An insecticide treated mosquito nets protects this family in Cote d'Ivoire from Malaria, a deadly, yet preventable disease. Photo: Mike DuBose
By Jim Fay, Wesley Church and Foundation of the Illinois Great Rivers Conference.
The early efforts of the Imagine No Malaria campaign and its partners have been dramatic and exciting indeed: malaria deaths reduced by about one third, participation by NBA and television stars, and other success stories few people would have imagined. Indeed, few people could have imagined the clinical laboratory applications the Bill & Melinda Gates Foundation managed to put into a cell phone. The value of these cell phone innovations goes far beyond Africa or malaria.
But these early successes open the door to a couple of diametrically opposite dangers.
Danger 1 is short-changing the regular, permanent, everyday United Methodist responsibilities in order to contribute to the exciting, gratifying success stories. Admittedly, it is hard to get terribly excited about paying the monthly church light bill, or the staff medical insurance premiums or the conference apportionments some of us might be a little hazy about. But there is an irony here. The recent dramatic success stories in Africa are possible because The United Methodist Church already had the organizational, charitable, and medical infrastructure on the ground across Africa and around the world to ad-dress the problem.

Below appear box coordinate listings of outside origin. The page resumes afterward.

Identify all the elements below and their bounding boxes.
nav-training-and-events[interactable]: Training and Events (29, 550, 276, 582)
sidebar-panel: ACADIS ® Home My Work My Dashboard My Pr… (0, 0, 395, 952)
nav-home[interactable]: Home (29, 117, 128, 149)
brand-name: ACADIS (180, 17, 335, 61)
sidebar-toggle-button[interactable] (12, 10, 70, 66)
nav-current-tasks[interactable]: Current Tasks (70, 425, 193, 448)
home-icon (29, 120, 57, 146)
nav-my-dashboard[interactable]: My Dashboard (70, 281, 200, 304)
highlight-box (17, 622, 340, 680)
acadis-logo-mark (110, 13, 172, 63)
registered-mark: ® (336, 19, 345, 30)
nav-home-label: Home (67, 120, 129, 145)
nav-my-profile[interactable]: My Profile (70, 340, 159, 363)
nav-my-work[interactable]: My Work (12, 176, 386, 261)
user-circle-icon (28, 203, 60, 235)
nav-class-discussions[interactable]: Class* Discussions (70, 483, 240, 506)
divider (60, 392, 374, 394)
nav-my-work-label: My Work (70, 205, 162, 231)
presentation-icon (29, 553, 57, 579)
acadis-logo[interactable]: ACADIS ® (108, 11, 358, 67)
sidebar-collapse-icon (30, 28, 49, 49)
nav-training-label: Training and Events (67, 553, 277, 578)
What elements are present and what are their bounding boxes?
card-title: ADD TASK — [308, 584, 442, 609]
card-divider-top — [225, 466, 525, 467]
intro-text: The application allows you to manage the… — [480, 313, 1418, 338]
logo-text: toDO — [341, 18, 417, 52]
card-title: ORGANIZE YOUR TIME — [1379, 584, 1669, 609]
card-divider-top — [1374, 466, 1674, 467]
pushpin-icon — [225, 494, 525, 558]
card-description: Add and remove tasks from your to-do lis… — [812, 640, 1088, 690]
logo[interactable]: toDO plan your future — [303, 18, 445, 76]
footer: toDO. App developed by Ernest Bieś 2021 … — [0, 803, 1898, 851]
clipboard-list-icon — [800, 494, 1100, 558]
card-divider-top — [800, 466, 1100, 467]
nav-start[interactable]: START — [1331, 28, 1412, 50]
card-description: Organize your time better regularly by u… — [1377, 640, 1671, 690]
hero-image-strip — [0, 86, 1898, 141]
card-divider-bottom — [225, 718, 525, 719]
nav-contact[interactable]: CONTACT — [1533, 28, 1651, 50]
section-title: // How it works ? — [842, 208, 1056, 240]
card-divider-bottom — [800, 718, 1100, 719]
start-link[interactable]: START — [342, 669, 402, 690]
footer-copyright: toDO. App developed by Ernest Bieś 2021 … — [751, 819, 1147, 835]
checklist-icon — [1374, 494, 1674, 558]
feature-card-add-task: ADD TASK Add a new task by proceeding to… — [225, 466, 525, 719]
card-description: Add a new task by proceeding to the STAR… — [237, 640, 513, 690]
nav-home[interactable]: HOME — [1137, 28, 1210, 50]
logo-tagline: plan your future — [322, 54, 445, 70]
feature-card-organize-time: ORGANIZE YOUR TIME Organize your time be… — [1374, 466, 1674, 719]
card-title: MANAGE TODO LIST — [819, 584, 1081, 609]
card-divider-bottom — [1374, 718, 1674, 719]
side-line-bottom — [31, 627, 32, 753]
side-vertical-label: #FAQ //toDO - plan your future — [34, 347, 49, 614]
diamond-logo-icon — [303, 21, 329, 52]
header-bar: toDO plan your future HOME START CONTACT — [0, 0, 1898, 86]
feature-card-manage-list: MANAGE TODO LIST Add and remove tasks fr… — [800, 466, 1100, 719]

That is why the United Nations asked The United Methodist Church for help with malaria prevention in the first place. That is why 100 percent of malaria prevention contributions goes to malaria prevention. We've already paid the everyday administrative costs.
Today’s exciting, dramatic changes in the world were made possible in large part because of the ho-hum, everyday, charitable nuts-and-bolts Methodists have been taking care of for a couple of centuries. (That's why they call us "Methodists.") For example, the most effective anti-malarial drugs (ACTs) cost about 40 or 50 cents per treatment through public or charitable health facilities. They — or worthless counterfeits — costs about ten or twenty times that when purchased through private facilities or pharmacies, which, in the past, was often about the only way to get the drug.
Danger 2 is assuming that, because of some early success stories, the problem has been solved. It is true that in a fairly short time the Imagine No Malaria campaign and its partners have cut the rate of deaths due to malaria in half, from every 30 seconds to every minute. But a death from malaria in Africa every minute is a horrendous and unacceptable statistic.
Those who have already contributed or pledged have every right to feel gratified and exhilarated about the successes their contributions have accomplished. And those who have not contributed still have time to get in on the excitement and exhilaration. Much more remains to be done.
Got a minute? Make a difference. (Or if you already have contributed, continue to make a difference.)